Right now, I have been helping PJ with collecting and gathering samples of pollen from many different species of flowers including, potentilla pulcherrima, delphium barbeyi, helianthella quinquenervis, and erigeron elatior (photos included below). This has involved using makeup brushes and sterile microcentrifuge tubes to brush pollen off the anthers of the different flowers, collect it, and then bring it back to the lab. In the lab we take the pollen within the tubes and clean it up, in a sense. While we are outside collecting pollen, many things end up in the tubes that we don’t want, including the anthers of the flowers and sometimes very small black bugs. Therefore, we can clean those unwanted things out by first using a Vortex machine, which rapidly mixes the contents of the tube and sends the heavier stuff to the bottom while the pollen sticks to the sides of the tube. And once the tubes are cleaned out, besides the pollen, we can then put them in a Centrifuge, which spins the tubes around and moves the pollen from the sides of the tubes to the bottom in a neat pile. Once this is done, we have very nice samples of different kinds of pollen.

potentilla pulcherrima

delphinium barbeyi

 

 

 

 

 

 

 

 

 

helianthella quinquenervis

erigeron elatior

 

 

 

 

 

 

 

 

 

using a makeup brush to collect pollen from the anthers of delphinium barbeyi

microcentrifuge tubes filled with pollen (pollen on the left from erigeron elatior, pollen on the right from helianthella quinquenervis)

 

 

 

 

 

 

 

 

 

getting a walk-through of how to catch bugs with a net

The other project I have been able to help out with this week is Annie’s project, which consists of observing what flowers pollinators interact with, and then what happens to those interactions if something in the environment becomes unfavorable. To do this, we watch a designated, marked plot of land for a total of three minutes. If we see a pollinator interacting with a flower, we catch it in a net, put it in a tube with a paper towel soaked in ethyl acetate (as long as it isn’t a bumblebee), which causes the pollinator to asphyxiate and die, and then we note what flower it was visiting. We do this multiple times at different plots of land until we get a data sheet of all the pollinators we caught and what they visited. Then we do multiple rounds, some with no alterations in the environment, those are control rounds, and some where we spray Quinine, a tonic water with a bitter taste to pollinators, on certain species of flower to see how that manipulation affects what flowers pollinators go to.
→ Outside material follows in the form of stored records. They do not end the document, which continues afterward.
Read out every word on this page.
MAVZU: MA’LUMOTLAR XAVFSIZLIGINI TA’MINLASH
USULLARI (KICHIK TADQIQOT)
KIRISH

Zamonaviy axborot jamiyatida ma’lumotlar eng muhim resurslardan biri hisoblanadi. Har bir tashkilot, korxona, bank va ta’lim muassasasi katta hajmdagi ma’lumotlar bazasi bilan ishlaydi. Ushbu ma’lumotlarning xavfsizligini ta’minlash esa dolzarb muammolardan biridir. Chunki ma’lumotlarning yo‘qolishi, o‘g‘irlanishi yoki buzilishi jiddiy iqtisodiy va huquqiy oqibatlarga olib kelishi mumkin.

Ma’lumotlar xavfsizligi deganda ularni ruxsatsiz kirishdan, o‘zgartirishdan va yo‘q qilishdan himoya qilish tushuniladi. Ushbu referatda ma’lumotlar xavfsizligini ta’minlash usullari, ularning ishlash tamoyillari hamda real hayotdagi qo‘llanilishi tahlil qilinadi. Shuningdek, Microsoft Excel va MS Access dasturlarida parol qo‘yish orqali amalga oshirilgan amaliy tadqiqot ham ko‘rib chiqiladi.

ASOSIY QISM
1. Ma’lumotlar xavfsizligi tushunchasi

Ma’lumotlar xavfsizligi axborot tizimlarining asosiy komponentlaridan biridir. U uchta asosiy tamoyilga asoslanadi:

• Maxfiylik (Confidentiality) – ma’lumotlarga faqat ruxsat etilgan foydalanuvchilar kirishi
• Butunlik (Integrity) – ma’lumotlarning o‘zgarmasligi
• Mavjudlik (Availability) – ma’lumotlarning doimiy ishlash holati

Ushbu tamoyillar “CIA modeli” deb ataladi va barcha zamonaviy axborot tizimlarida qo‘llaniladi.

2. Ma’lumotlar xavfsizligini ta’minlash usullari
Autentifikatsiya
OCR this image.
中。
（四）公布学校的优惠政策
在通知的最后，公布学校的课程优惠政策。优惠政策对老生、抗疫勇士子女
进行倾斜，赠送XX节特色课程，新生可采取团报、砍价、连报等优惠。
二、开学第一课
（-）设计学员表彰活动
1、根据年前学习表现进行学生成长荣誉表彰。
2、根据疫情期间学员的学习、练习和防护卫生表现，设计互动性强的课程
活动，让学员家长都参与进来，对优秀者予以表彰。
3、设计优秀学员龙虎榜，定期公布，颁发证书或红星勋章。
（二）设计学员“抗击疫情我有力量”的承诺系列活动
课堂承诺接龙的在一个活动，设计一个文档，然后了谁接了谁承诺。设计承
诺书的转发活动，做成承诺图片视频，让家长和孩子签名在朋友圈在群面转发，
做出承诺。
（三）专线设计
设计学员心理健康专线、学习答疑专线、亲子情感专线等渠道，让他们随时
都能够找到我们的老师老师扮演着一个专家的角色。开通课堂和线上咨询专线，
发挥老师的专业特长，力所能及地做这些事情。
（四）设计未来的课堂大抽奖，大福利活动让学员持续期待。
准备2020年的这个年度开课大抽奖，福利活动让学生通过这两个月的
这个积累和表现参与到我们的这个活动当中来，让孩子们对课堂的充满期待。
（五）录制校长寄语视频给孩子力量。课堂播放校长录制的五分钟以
In my free time, outside of the internship, I have tried to get out and about to explore the area! On Sunday I went to the Farmer’s Market in the Town of Crested Butte with my amazing roommate Celine. It was very busy, but the fresh produce was totally worth it! Furthermore, the amazing team that I am working with at RMBL has truly made me feel welcome! On Monday, we went to a local ice cream shop called The Tincup which makes their own homemade ice cream and has some really funky flavors. Then, on Friday, we went and played Ultimate Frisbee at Rainbow Park in the Town of Crested Butte, which was super fun! I am so lucky to be surrounded by such incredible people!

Farmers Market in the Town of Crested Butte

That about sums up the first week of my internship! I’m so excited to see where the next few weeks will take me!